Last Update: Sep 04, 2024 | Published: Feb 06, 2020
On January 27, the mark new files as sensitive by default feature reached general availability status. The idea is to block external access to Office files uploaded to SharePoint Online document libraries until the Office 365 Data Loss Prevention (DLP) engine has determined that no sensitive data exists in the files.
DLP processing for SharePoint Online is not immediate. Background jobs run periodically to detect and process policies for new files that users have created or uploaded to libraries. The period between a new file appearing in a library and DLP processing varies and could take several hours, depending on factors such as service load. During this time, the possibility exists that users might share files containing sensitive data externally and so cause data leakage.
Real-time DLP processing for SharePoint Online might be technically possible, but it would take a lot of reengineering. Unlike Exchange Online, SharePoint doesn’t have a choke point where all data must pass through before it passes out of an organization. Exchange Online uses the transport pipeline for this purpose, and transport rules ensure that policies are applied to all messages as they pass through the pipeline. By comparison, SharePoint Online applies DLP policies as new files are crawled and indexed.
Office 365 tenants can restrict external sharing by limiting the scope of the sharing settings in the SharePoint Online Admin Center (Figure 1). These settings also affect the ability of users to share from their OneDrive for Business accounts with the rule being that the setting applied to OneDrive can only be as permissive as that applied to SharePoint Online.
The price of restricting sharing is that it limits the ability of people to collaborate outside the company and can also remove functionality. For example, if Anyone (anonymous access) links are prohibited, the OneDrive Request Files feature isn’t available.
Instead of disabling external sharing completely, Microsoft’s solution is to implement a new tenant-wide setting for SharePoint Online. When set, any new file uploaded or created in SharePoint Online is deemed sensitive until it is processed by DLP. Users can share files after they are in SharePoint, but external users (including guests in Office 365 Groups) won’t be able to access the content until DLP processing is over (Figure 2), which could take several hours.

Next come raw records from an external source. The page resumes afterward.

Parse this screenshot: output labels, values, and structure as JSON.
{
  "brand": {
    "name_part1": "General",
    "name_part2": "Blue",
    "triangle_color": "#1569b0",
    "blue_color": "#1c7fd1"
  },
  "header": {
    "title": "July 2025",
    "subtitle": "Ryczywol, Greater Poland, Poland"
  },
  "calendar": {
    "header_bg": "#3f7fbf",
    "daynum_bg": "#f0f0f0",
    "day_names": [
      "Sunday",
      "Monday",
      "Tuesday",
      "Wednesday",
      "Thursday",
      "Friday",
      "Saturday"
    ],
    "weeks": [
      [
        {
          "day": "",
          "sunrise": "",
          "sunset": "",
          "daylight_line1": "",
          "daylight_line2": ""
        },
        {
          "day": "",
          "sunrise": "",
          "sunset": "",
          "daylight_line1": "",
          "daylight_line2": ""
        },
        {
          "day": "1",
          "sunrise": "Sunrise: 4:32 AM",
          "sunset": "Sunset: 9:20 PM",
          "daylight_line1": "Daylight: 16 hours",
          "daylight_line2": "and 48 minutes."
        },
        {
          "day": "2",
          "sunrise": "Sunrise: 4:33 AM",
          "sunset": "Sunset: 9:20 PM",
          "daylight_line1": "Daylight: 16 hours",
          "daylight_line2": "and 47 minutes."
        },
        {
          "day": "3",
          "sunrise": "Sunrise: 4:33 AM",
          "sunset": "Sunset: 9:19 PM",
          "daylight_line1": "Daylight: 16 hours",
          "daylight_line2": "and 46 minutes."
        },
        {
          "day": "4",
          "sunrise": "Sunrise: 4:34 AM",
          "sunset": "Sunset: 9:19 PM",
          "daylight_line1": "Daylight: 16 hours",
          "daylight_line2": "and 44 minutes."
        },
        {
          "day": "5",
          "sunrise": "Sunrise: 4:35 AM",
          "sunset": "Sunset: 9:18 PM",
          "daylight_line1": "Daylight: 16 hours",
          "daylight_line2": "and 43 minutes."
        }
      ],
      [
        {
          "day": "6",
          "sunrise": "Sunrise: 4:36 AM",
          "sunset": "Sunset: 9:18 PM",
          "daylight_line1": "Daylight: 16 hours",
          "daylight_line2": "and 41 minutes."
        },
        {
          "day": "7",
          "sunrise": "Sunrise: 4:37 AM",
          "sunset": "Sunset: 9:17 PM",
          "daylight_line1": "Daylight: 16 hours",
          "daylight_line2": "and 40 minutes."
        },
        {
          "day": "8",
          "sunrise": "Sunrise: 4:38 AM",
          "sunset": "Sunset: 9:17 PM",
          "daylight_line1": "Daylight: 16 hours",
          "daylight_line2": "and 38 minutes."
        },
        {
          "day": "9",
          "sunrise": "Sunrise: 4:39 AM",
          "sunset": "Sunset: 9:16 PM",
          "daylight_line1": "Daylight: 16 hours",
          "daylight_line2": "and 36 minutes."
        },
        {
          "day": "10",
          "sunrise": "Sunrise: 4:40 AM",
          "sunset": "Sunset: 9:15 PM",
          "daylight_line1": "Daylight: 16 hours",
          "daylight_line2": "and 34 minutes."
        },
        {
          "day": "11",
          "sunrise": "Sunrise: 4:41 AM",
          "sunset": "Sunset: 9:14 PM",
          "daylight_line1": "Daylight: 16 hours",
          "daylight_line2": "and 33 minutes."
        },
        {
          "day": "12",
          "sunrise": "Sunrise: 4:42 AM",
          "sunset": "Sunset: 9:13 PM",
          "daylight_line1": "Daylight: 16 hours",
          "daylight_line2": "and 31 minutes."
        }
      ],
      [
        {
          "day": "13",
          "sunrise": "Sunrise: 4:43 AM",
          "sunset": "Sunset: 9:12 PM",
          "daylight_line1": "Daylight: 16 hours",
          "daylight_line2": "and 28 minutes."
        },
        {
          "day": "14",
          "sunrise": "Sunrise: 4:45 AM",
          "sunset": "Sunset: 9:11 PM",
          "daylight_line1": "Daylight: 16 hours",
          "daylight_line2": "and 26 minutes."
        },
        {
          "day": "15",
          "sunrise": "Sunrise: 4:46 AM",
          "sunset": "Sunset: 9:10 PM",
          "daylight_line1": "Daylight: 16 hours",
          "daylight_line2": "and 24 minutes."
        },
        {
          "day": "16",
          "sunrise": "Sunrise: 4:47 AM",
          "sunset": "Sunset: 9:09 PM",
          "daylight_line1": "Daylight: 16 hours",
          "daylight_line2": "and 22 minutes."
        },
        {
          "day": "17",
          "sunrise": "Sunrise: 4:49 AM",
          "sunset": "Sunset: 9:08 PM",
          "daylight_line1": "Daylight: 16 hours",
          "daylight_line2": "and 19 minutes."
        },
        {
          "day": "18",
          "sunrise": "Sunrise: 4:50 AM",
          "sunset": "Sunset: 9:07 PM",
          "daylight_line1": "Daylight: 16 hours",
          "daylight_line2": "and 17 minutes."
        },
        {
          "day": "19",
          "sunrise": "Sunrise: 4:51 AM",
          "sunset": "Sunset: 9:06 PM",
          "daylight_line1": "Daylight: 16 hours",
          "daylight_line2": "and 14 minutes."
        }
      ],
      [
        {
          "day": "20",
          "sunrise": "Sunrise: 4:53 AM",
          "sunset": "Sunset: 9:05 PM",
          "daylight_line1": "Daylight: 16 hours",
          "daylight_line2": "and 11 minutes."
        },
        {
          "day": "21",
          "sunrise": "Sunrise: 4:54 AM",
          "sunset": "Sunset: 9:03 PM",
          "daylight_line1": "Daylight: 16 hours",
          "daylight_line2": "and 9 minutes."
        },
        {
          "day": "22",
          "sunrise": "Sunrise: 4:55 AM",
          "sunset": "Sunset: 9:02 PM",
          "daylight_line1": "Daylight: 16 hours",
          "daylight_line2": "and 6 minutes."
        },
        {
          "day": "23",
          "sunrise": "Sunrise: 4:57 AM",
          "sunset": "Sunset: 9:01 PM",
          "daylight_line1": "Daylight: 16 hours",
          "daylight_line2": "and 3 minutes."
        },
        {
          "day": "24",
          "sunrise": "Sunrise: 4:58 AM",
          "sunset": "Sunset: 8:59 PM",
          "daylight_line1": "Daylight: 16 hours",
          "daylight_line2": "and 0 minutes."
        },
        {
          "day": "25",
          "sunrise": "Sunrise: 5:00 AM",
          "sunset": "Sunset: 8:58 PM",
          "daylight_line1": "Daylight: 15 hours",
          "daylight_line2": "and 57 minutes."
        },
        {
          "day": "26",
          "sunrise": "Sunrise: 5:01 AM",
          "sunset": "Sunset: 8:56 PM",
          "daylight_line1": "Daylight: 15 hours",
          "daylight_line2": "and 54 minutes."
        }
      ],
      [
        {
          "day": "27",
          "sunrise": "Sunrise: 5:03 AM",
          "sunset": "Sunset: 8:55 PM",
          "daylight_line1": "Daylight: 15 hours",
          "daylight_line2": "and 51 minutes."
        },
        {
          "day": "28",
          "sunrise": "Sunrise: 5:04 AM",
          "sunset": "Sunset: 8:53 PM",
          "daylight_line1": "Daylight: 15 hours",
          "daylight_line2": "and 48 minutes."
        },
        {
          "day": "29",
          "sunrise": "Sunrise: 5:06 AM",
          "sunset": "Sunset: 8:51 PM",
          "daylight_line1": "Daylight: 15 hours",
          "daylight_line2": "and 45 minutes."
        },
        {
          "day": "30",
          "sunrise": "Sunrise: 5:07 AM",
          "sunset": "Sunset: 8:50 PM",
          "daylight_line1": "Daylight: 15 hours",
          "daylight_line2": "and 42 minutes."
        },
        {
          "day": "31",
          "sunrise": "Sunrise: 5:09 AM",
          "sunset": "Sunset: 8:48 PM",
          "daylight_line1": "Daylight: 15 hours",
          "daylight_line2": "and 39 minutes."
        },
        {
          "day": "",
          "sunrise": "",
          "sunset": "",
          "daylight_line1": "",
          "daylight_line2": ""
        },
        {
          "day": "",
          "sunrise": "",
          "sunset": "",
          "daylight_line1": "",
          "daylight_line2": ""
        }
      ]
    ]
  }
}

After DLP processing, the file will either be deemed sensitive and continue to be protected as per the policy settings, or not sensitive, in which case the standard SharePoint sharing settings apply and the user is notified that DLP has detected some sensitive data in a file (Figure 3).
Blocks are not applied to existing SharePoint content as DLP processing is limited to new files. Sensitive by default is covered in the Office 365 E3 and E5 plans.
The important thing is that Sensitive by Default is a tenant-wide setting. You can’t enable it for specific SharePoint sites, and you can’t enable it unless you already have at least one DLP policy configured to process all SharePoint sites. Sensitive by Default is not yet available for OneDrive for Business, but Microsoft says that they’re working on this feature and it should be available soon.
Sensitive by Default can only be enabled by running the Set-SPOTenant cmdlet from the SharePoint Online PowerShell module. To enable Sensitive by Default, run this command:
Set-SPOTenant –MarkNewFilesSensitiveByDefault BlockExternalSharing
To disable the feature, run this command:
Set-SPOTenant -MarkNewFilesSensitiveByDefault AllowExternalSharing
It can take up to 15 minutes before a policy change is effective within a tenant.
The Sensitive by Default feature solves an immediate problem for some Office 365 tenants but it’s a crude broad brush way to block access to external people. A better approach might be is to assign Office 365 sensitivity labels to important, confidential, or sensitive content stored in SharePoint Online. The labels can encrypt the files and make sure that only people with rights to access the content can interact with it, even if files are downloaded from SharePoint.
Microsoft is doing a lot of work to make sensitivity label more useful (like the preview feature for using auto-label policies to find and protect large quantities of Office files stored at rest) and to remove some blocks for deployment that exist today (like being unable to index protected content). Anyone planning how to best protect confidential SharePoint data should focus on sensitivity labels because they are a better, more functional, and precise solution.